Bach Choir of Bethlehem; Bach Festival Orchestra, Greg Funfgeld
Daniel Taylor, countertenor; Frederick Urrey, tenor
Christopheren Nomura, baritone
The German title translates as “O fire everlasting, o fountain of love”.
This cantata was written for the First Day of Pentecost and contains material which Bach first wrote in 1726, even though scholars typically date the cantata from 1746, making it one of the last cantatas which Bach wrote.
Sir Arthur Sullivan: Te Deum
BBC Concert Orchestra; London Choral Society, Ronald Corp
Teresa Cahill, soprano; Margaret Phillips, organ
From the pen of the composer of those popular Gilbert and Sullivan operettas comes a serious large-scale choral work. This Te Deum was comissioned to commeorate the end of the Boer War.
Christopher Gibbons: Voluntary in A minor
Joseph Payne, organ
1987 Jeremy Adams organ in Annisquam Village Church, Annisquam, Massachusetts
Annisquam is located on Cape Anne in the city of Gloucester. The village was settled in 1631.

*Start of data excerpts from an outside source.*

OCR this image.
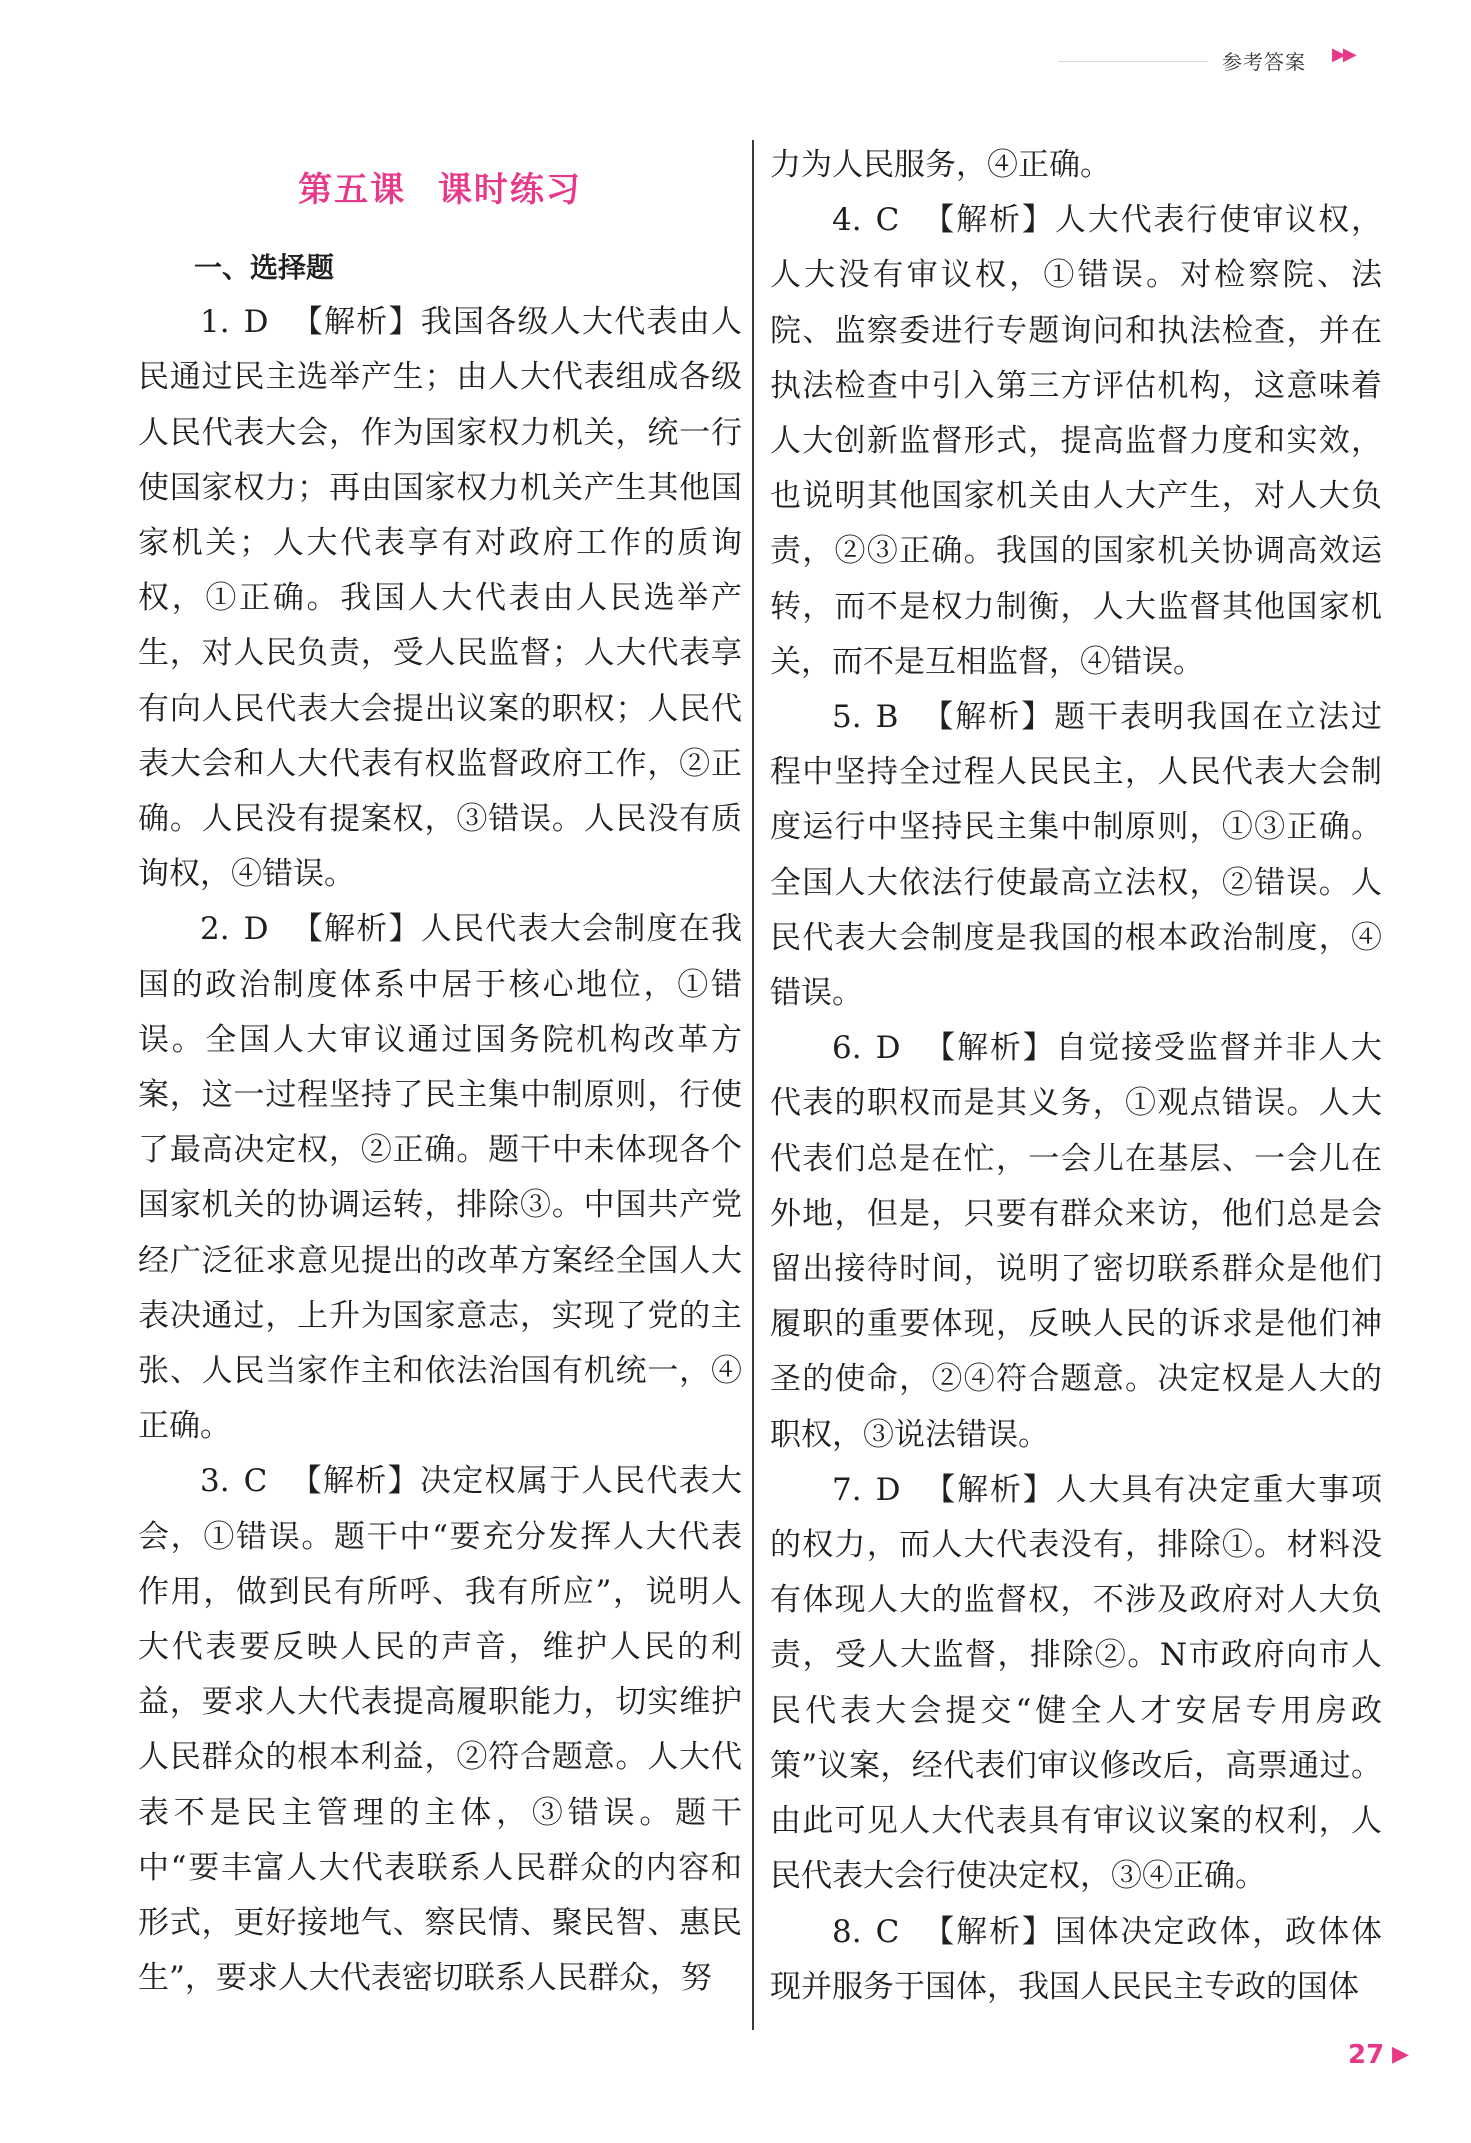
参考答案 ▶▶

第五课 课时练习

一、选择题

1. D 【解析】我国各级人大代表由人民通过民主选举产生；由人大代表组成各级人民代表大会，作为国家权力机关，统一行使国家权力；再由国家权力机关产生其他国家机关；人大代表享有对政府工作的质询权，①正确。我国人大代表由人民选举产生，对人民负责，受人民监督；人大代表享有向人民代表大会提出议案的职权；人民代表大会和人大代表有权监督政府工作，②正确。人民没有提案权，③错误。人民没有质询权，④错误。

2. D 【解析】人民代表大会制度在我国的政治制度体系中居于核心地位，①错误。全国人大审议通过国务院机构改革方案，这一过程坚持了民主集中制原则，行使了最高决定权，②正确。题干中未体现各个国家机关的协调运转，排除③。中国共产党经广泛征求意见提出的改革方案经全国人大表决通过，上升为国家意志，实现了党的主张、人民当家作主和依法治国有机统一，④正确。

3. C 【解析】决定权属于人民代表大会，①错误。题干中“要充分发挥人大代表作用，做到民有所呼、我有所应”，说明人大代表要反映人民的声音，维护人民的利益，要求人大代表提高履职能力，切实维护人民群众的根本利益，②符合题意。人大代表不是民主管理的主体，③错误。题干中“要丰富人大代表联系人民群众的内容和形式，更好接地气、察民情、聚民智、惠民生”，要求人大代表密切联系人民群众，努

力为人民服务，④正确。

4. C 【解析】人大代表行使审议权，人大没有审议权，①错误。对检察院、法院、监察委进行专题询问和执法检查，并在执法检查中引入第三方评估机构，这意味着人大创新监督形式，提高监督力度和实效，也说明其他国家机关由人大产生，对人大负责，②③正确。我国的国家机关协调高效运转，而不是权力制衡，人大监督其他国家机关，而不是互相监督，④错误。

5. B 【解析】题干表明我国在立法过程中坚持全过程人民民主，人民代表大会制度运行中坚持民主集中制原则，①③正确。全国人大依法行使最高立法权，②错误。人民代表大会制度是我国的根本政治制度，④错误。

6. D 【解析】自觉接受监督并非人大代表的职权而是其义务，①观点错误。人大代表们总是在忙，一会儿在基层、一会儿在外地，但是，只要有群众来访，他们总是会留出接待时间，说明了密切联系群众是他们履职的重要体现，反映人民的诉求是他们神圣的使命，②④符合题意。决定权是人大的职权，③说法错误。

7. D 【解析】人大具有决定重大事项的权力，而人大代表没有，排除①。材料没有体现人大的监督权，不涉及政府对人大负责，受人大监督，排除②。N市政府向市人民代表大会提交“健全人才安居专用房政策”议案，经代表们审议修改后，高票通过。由此可见人大代表具有审议议案的权利，人民代表大会行使决定权，③④正确。

8. C 【解析】国体决定政体，政体体现并服务于国体，我国人民民主专政的国体

27 ▶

Franz Schubert: Mass No. 6 in E flat, D. 950
Bavarian Radio Choir and Symphony Orchestra, Wolfgang Sawallisch
Helen Donath, soprano; Brigitte Fassbaender, mezzo-soprano
Francisco Araiza, tenor; Dietrich Fischer-Dieskau, baritone
The Mass in E flat was Schubert’s last mass setting. It dates from the summer of 1828. This mass and the one in A flat are considered to be the acme of Schubert’s religious compositions.